This paper is in the following e-collection/theme issue:

    Abstract

    Telemedicine Tools for Patients and Providers: Systematic Review

    1Connell School of Nursing, Boston College, Chesnut Hill, MA, United States

    2Woods College of Advancing Studies, Boston College, Chestnut Hill, MA, United States

    Corresponding Author:

    Andreina Sanabria, BSN, RN

    Woods College of Advancing Studies

    Boston College

    140 Commonwealth Avenue

    Chestnut Hill, MA, 02467

    United States

    Phone: 955 9117

    Email:


    ABSTRACT

    Background: From the 1991 Institute of Medicine (IOM) Landmark Report, The Computer Based Patient Record: An Essential Technology for Health Care (Dick, Steen, & Detmer, 1997) which called for computer based patient records, to the 2009 Health Information Technology for Economic and Clinical Health (HITECH) Act, health care has been integrating technology into our delivery systems and transforming the landscape of health care delivery (Wager, Lee, & Glaser, 2017). Telemedicine (also called telemonitoring, telehealth, remote monitoring, eHealth) has brought about new methods of care delivery. These methods will hopefully demonstrate cost effective outcomes as well as new levels of quality. Under the influence of The Centers for Medicare and Medicaid Services, The 2015 Medicare Access and CHIP Reauthorization Act (MACRA) was enacted which pushes the health care industry to improve quality and value. By the end of 2018, it is expected that 50% of alternative payment models will have quality and value tied to them and 90% of fee-for-service will do the same. It is feasible that telehealth could be the link to new health care delivery and payment models. This paper evaluates some of the most recent literature regarding telemedicine to elucidate quality within the domains of cost-effectiveness, hospitalization, mortality, patient adherence, and patient satisfaction.

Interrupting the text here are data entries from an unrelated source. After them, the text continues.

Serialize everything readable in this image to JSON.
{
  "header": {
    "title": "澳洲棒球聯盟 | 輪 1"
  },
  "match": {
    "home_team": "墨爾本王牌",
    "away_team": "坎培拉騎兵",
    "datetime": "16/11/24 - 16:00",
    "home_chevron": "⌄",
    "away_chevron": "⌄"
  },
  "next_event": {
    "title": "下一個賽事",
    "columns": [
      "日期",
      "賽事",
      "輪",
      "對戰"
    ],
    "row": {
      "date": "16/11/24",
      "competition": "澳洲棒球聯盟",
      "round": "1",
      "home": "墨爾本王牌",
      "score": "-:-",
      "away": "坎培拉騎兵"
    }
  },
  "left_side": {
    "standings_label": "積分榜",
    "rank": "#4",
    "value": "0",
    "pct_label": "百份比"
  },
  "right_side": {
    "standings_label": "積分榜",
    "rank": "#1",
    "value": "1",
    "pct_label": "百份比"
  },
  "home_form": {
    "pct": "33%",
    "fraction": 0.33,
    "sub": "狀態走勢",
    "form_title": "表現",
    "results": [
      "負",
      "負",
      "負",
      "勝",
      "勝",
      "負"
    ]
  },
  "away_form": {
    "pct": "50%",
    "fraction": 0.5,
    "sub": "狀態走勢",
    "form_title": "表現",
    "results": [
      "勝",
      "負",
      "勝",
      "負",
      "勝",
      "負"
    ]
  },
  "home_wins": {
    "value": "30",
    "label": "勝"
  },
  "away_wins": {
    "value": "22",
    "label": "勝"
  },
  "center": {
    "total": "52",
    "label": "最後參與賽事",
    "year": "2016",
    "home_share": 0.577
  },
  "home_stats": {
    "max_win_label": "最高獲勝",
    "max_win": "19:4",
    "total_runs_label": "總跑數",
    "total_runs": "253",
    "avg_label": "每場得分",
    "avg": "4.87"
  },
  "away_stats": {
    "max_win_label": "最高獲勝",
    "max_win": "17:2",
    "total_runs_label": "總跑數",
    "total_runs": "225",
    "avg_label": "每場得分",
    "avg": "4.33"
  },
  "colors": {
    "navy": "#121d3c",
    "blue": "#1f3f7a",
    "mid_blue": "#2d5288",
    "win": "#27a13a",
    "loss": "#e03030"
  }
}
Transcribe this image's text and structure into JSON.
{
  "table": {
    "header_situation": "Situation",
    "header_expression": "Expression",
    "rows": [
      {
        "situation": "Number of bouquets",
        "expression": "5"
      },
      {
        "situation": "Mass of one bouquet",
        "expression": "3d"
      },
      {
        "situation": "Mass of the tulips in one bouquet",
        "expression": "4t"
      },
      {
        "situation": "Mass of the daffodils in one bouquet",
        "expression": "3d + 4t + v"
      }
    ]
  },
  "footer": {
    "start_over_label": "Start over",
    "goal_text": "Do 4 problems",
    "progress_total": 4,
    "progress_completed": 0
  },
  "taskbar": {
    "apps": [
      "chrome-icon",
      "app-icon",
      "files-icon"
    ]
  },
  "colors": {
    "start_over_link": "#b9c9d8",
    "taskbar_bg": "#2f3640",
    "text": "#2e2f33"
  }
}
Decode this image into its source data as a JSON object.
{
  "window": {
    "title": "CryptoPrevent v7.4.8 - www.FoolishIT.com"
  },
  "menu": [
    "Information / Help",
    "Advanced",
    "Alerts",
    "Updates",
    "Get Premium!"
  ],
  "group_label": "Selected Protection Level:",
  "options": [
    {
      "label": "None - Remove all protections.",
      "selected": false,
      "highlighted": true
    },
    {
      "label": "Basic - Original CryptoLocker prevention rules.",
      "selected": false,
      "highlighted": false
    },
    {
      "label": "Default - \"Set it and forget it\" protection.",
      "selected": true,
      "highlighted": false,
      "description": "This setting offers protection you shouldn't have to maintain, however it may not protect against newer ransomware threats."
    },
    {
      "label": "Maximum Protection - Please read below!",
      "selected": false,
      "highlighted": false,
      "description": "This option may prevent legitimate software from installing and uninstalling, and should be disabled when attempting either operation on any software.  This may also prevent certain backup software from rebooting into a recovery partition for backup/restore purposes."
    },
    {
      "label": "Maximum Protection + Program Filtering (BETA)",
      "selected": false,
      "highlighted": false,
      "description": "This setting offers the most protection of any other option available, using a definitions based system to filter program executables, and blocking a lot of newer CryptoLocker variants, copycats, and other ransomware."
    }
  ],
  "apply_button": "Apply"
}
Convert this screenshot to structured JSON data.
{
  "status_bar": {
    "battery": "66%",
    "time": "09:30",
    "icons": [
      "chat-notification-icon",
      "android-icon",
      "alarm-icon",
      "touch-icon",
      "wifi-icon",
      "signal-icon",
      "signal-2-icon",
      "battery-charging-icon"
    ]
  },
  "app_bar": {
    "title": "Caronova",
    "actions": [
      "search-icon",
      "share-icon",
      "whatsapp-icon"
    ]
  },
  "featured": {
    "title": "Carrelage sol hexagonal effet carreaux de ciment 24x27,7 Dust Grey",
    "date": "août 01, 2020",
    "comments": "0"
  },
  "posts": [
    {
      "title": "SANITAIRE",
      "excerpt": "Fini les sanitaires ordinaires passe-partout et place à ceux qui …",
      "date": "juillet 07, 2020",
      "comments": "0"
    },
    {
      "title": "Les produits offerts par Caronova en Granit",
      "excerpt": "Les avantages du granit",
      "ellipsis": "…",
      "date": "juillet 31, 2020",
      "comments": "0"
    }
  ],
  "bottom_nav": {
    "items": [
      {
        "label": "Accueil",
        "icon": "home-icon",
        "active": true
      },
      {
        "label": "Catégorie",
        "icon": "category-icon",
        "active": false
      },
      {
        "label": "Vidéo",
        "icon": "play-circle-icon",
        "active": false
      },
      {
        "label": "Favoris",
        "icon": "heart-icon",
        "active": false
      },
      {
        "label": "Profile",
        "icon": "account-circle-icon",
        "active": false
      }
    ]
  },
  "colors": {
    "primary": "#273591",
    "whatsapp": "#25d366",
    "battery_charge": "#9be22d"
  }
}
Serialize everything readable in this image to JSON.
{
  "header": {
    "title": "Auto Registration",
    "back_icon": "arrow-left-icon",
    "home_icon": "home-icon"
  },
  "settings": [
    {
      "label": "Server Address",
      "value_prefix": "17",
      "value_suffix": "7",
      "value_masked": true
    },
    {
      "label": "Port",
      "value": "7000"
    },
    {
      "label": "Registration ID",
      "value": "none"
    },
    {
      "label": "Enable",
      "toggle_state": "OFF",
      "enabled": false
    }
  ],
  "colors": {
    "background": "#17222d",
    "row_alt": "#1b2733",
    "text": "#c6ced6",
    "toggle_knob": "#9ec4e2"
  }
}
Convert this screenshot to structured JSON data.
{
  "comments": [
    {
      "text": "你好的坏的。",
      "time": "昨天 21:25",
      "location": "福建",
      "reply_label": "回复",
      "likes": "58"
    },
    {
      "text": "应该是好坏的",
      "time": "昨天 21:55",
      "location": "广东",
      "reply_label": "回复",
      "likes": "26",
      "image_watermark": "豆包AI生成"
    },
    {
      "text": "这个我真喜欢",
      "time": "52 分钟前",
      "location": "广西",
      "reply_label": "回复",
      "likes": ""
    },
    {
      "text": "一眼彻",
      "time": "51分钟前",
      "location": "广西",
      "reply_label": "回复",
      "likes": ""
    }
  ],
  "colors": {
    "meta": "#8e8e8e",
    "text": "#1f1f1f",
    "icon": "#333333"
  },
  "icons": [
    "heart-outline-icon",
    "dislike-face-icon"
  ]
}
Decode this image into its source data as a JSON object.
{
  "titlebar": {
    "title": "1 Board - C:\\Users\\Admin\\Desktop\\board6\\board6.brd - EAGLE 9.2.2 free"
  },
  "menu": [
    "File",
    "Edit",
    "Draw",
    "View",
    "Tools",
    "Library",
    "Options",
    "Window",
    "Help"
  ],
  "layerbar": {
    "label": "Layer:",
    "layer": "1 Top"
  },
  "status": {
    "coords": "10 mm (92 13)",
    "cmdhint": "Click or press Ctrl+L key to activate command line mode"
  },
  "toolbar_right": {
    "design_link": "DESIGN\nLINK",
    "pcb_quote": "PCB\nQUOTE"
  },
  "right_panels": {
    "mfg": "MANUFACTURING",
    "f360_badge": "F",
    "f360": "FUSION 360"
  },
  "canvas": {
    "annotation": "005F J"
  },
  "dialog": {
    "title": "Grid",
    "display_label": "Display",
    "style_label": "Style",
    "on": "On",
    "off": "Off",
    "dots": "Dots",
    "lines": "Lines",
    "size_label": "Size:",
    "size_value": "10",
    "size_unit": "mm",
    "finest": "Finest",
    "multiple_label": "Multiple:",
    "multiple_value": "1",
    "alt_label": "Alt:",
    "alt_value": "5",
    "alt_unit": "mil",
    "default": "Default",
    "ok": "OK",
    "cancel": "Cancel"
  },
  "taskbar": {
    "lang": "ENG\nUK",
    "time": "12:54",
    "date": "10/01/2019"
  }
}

    Objective: To evaluate the effectiveness of telemedicine strategies with respect to cost-effectiveness of care, hospitalizations, mortality, patient adherence, and satisfaction.

    Methods: The Google Scholar search engine was used to find articles published between 2015 and 2018 so that preliminary observations could be made regarding the telemedicine literature. Once this was done, a logical search process was used to locate articles using two research databases: Cumulative Index to Nursing and Allied Health Literature (CINAHL) and PubMed (MEDLINE). The titles and abstracts of the records identified were independently screened by four investigators. Five reviewers screened 58 abstracts to determine relevance and significance relative to the research objectives. The final group analysis was 29 articles. Main outcome measures included economic, clinical, and satisfaction outcomes.

    Results: Our results showed that examining telemedicine interventions that were either patient or provider driven appeared to improve outcomes related to patient adherence, patient satisfaction, cost-effectiveness, and had a favorable effect in terms of decreasing hospitalizations. Only two articles that were reviewed addressed mortality, so the investigators could not describe results on its effect. Although there are barriers to adherence there is much progress in the field of telemedicine that aids in outcomes, both positive and negative.

    Conclusions: The literature is clear that telemedicine is linked to improved outcomes when applied with a sound strategic plan. Patients who adhere to telemedicine interventions appear to show significantly better satisfaction, quality of life, reduced hospitalizations, and related health care costs. When providers take greater responsibility and initiative with telemedicine interventions, this contributes to those patient outcomes. Our review of the literature suggests that the quality of the implementation strategy was linked with better outcomes. Telemedicine appears to hold promise as a cost effective, convenient tool for both patients and providers.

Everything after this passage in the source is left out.